State Representative Dan Swanson called a number of measures pushed through at the end of lame-duck session, “disappointing” while looking ahead to the Spring Session, which will begin in earnest February 1st in Springfield.
“While Democrats were able to push through a very bad bill against law enforcement and community safety, we were, thankfully, able to prevent a $1 billion tax increase on small businesses by stopping Governor Pritzker from decoupling tax exemptions from the federal government,” said Swanson, recapping one of the most eventful lame-duck sessions in Illinois history, which ultimately was the last of the Madigan-era.
A modified version of the comprehensive police reform plan emerged from the Illinois Senate overnight Tuesday into Wednesday as House Bill 3653, which contained provisions to eliminate cash bail within 2 years; allow the use of deadly force only when an officer acts in self-defense or defending others from bodily harm; makes it easier to decertify officers by allowing anonymous complaints without affidavit; limits the purchase of specialized protective equipment; and mandates the use of police body cameras for all officers by 2025.
The cash bail and the body camera provisions, as well as several other elements of the bill, will cost local units of government as well as state licensing boards and law enforcement agencies a lot more money, but the bill does not carry with it the additional funds needed to implement these mandates.
“While we were not able to stop the police reform bill, I did speak out against it and we were just barely able to stop a bill to decouple Illinois from federal tax exemptions, which would have cost Illinois’s small businesses more than a $1 billion in existing tax exemptions,” said Swanson, who took to the floor after midnight on the morning of January 13 to speak against the bill.
The next morning, just past Noon, the 102nd General Assembly was sworn into office and acted to install the first new Democrat House Speaker in more than 30 years, as Emanuel “Chris” Welch was installed Speaker, ending the tenure of Michael J. Madigan as the longest serving House Speaker in U.S. history.

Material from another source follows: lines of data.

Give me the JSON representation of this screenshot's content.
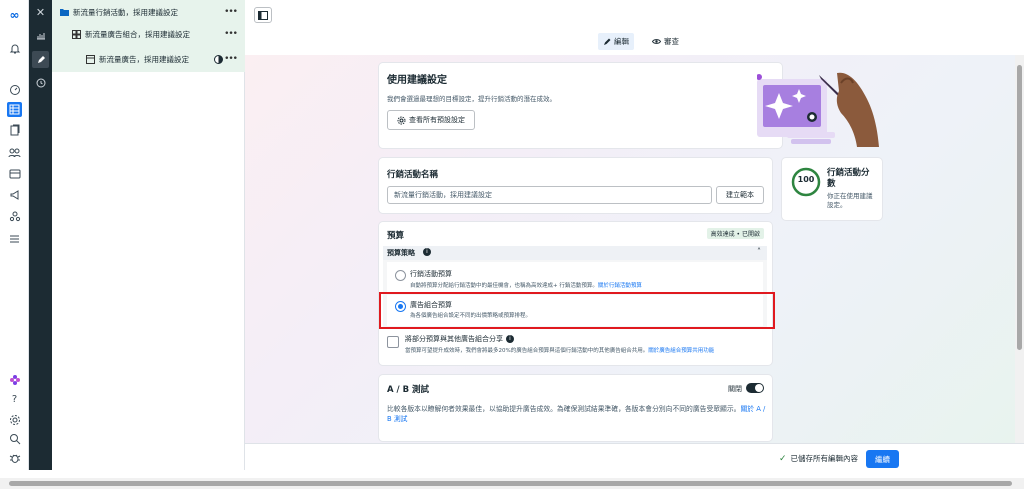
{
  "rail": {
    "icons": [
      "meta-logo-icon",
      "bell-icon",
      "gauge-icon",
      "table-icon",
      "pages-icon",
      "people-icon",
      "card-icon",
      "megaphone-icon",
      "audience-icon",
      "menu-icon",
      "flower-icon",
      "help-icon",
      "settings-icon",
      "search-icon",
      "bug-icon"
    ],
    "help_glyph": "?"
  },
  "tree": {
    "campaign": "新流量行銷活動，採用建議設定",
    "adset": "新流量廣告組合，採用建議設定",
    "ad": "新流量廣告，採用建議設定",
    "more": "•••"
  },
  "header": {
    "edit_label": "編輯",
    "review_label": "審查"
  },
  "recommend": {
    "title": "使用建議設定",
    "desc": "我們會選過最理想的目標設定，提升行銷活動的潛在成效。",
    "button": "查看所有預設設定"
  },
  "campaign_name": {
    "title": "行銷活動名稱",
    "value": "新流量行銷活動，採用建議設定",
    "template_button": "建立範本"
  },
  "score": {
    "value": "100",
    "title": "行銷活動分數",
    "desc": "你正在使用建議設定。"
  },
  "budget": {
    "title": "預算",
    "badge": "高效達成 • 已開啟",
    "strategy_label": "預算策略",
    "option1_title": "行銷活動預算",
    "option1_desc": "自動將預算分配給行銷活動中的最佳機會，也稱為高效達成+ 行銷活動預算。",
    "option1_link": "關於行銷活動預算",
    "option2_title": "廣告組合預算",
    "option2_desc": "為各個廣告組合設定不同的出價策略或預算排程。",
    "share_title": "將部分預算與其他廣告組合分享",
    "share_desc": "當預算可望提升成效時，我們會將最多20%的廣告組合預算與這個行銷活動中的其他廣告組合共用。",
    "share_link": "關於廣告組合預算共用功能"
  },
  "abtest": {
    "title": "A / B 測試",
    "toggle_label": "關閉",
    "desc": "比較各版本以瞭解何者效果最佳，以協助提升廣告成效。為確保測試結果準確，各版本會分別向不同的廣告受眾顯示。",
    "link": "關於 A / B 測試"
  },
  "footer": {
    "saved": "已儲存所有編輯內容",
    "continue": "繼續"
  },
  "colors": {
    "accent": "#1877f2",
    "dark_sidebar": "#1c2b33",
    "highlight": "#e0191f",
    "score_ring": "#2e8540"
  }
}
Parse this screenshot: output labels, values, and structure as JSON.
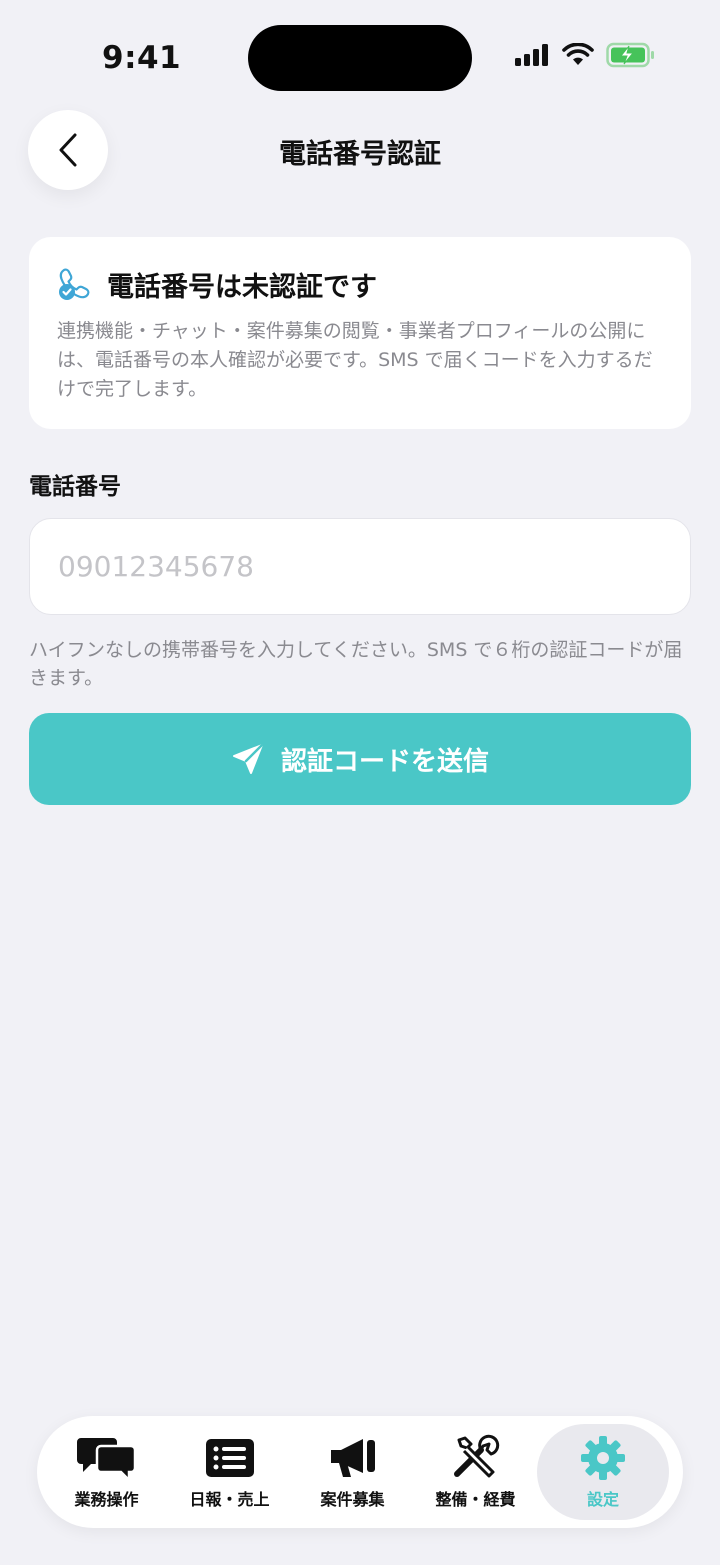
{
  "status_bar": {
    "time": "9:41"
  },
  "header": {
    "title": "電話番号認証"
  },
  "notice": {
    "title": "電話番号は未認証です",
    "body": "連携機能・チャット・案件募集の閲覧・事業者プロフィールの公開には、電話番号の本人確認が必要です。SMS で届くコードを入力するだけで完了します。"
  },
  "form": {
    "phone_label": "電話番号",
    "phone_placeholder": "09012345678",
    "hint": "ハイフンなしの携帯番号を入力してください。SMS で６桁の認証コードが届きます。",
    "send_label": "認証コードを送信"
  },
  "tabbar": {
    "active": "設定",
    "accent_color": "#4ac7c7",
    "items": [
      {
        "label": "業務操作",
        "icon": "chat-bubbles-icon"
      },
      {
        "label": "日報・売上",
        "icon": "list-icon"
      },
      {
        "label": "案件募集",
        "icon": "megaphone-icon"
      },
      {
        "label": "整備・経費",
        "icon": "tools-icon"
      },
      {
        "label": "設定",
        "icon": "gear-icon"
      }
    ]
  }
}
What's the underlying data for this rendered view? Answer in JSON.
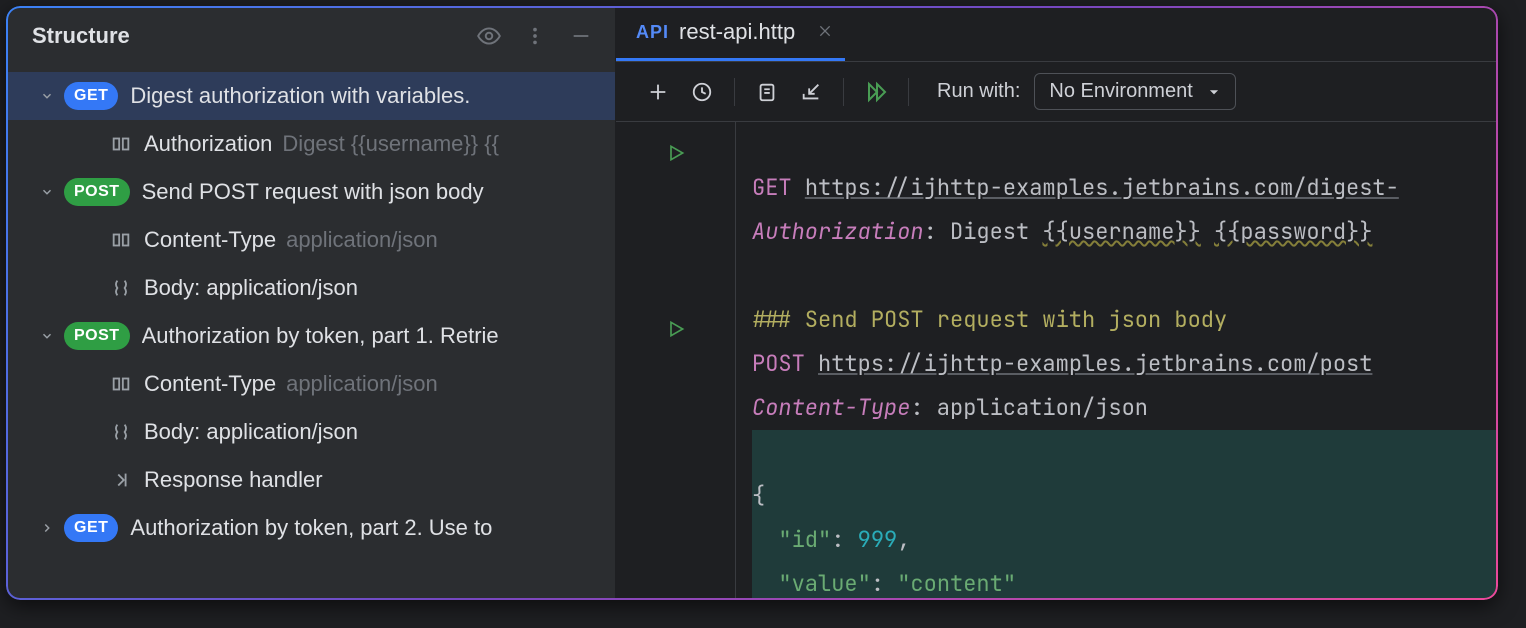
{
  "structure": {
    "title": "Structure",
    "items": [
      {
        "type": "request",
        "method": "GET",
        "label": "Digest authorization with variables.",
        "expanded": true,
        "selected": true,
        "children": [
          {
            "type": "header",
            "name": "Authorization",
            "value": "Digest {{username}} {{"
          }
        ]
      },
      {
        "type": "request",
        "method": "POST",
        "label": "Send POST request with json body",
        "expanded": true,
        "selected": false,
        "children": [
          {
            "type": "header",
            "name": "Content-Type",
            "value": "application/json"
          },
          {
            "type": "body",
            "name": "Body: application/json"
          }
        ]
      },
      {
        "type": "request",
        "method": "POST",
        "label": "Authorization by token, part 1. Retrie",
        "expanded": true,
        "selected": false,
        "children": [
          {
            "type": "header",
            "name": "Content-Type",
            "value": "application/json"
          },
          {
            "type": "body",
            "name": "Body: application/json"
          },
          {
            "type": "response",
            "name": "Response handler"
          }
        ]
      },
      {
        "type": "request",
        "method": "GET",
        "label": "Authorization by token, part 2. Use to",
        "expanded": false,
        "selected": false,
        "children": []
      }
    ]
  },
  "tab": {
    "prefix": "API",
    "name": "rest-api.http"
  },
  "toolbar": {
    "run_with": "Run with:",
    "env": "No Environment"
  },
  "code": {
    "get_method": "GET",
    "get_url": "https://ijhttp-examples.jetbrains.com/digest-",
    "auth_header": "Authorization",
    "auth_value_prefix": ": Digest ",
    "auth_user": "{{username}}",
    "auth_pass": "{{password}}",
    "comment": "### Send POST request with json body",
    "post_method": "POST",
    "post_url": "https://ijhttp-examples.jetbrains.com/post",
    "ct_header": "Content-Type",
    "ct_value": ": application/json",
    "json_open": "{",
    "json_l1_key": "\"id\"",
    "json_l1_sep": ": ",
    "json_l1_val": "999",
    "json_l1_comma": ",",
    "json_l2_key": "\"value\"",
    "json_l2_sep": ": ",
    "json_l2_val": "\"content\""
  }
}
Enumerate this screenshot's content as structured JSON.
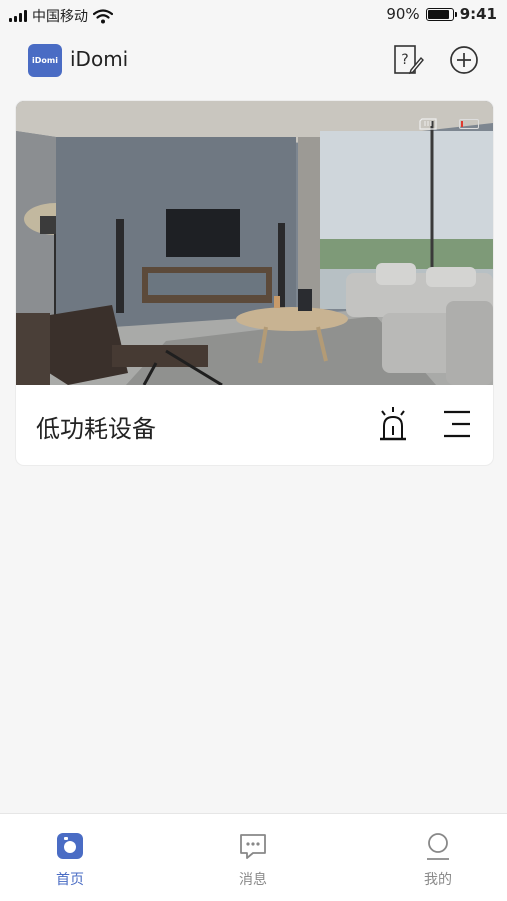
{
  "status_bar": {
    "carrier": "中国移动",
    "battery_percent": "90%",
    "battery_level": 0.9,
    "time": "9:41"
  },
  "header": {
    "logo_text": "iDomi",
    "title": "iDomi",
    "help_icon": "help-edit-icon",
    "add_icon": "plus-circle-icon"
  },
  "device_card": {
    "name": "低功耗设备",
    "image_icons": [
      "sd-card-icon",
      "battery-low-icon"
    ],
    "device_battery_level": 0.15,
    "actions": [
      "alarm-icon",
      "menu-icon"
    ]
  },
  "tab_bar": {
    "tabs": [
      {
        "label": "首页",
        "icon": "home-icon",
        "active": true
      },
      {
        "label": "消息",
        "icon": "message-icon",
        "active": false
      },
      {
        "label": "我的",
        "icon": "user-icon",
        "active": false
      }
    ]
  },
  "colors": {
    "accent": "#4a6cc4",
    "battery_low": "#e03a2f",
    "background": "#f6f6f6"
  }
}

“It was historic to see the end of the Madigan-era,” said Swanson. “While I certainly do not anticipate agreeing with Speaker Welch on many issues, I am hopeful that we can begin to turn the tide on fair maps and hopefully ethics and transparency, as well. Chris Welch is on the records supporting fair maps and has given us indications he will consider our concerns on the House Rules and ethics reforms. That gives me some hope that at least some things may change this year.”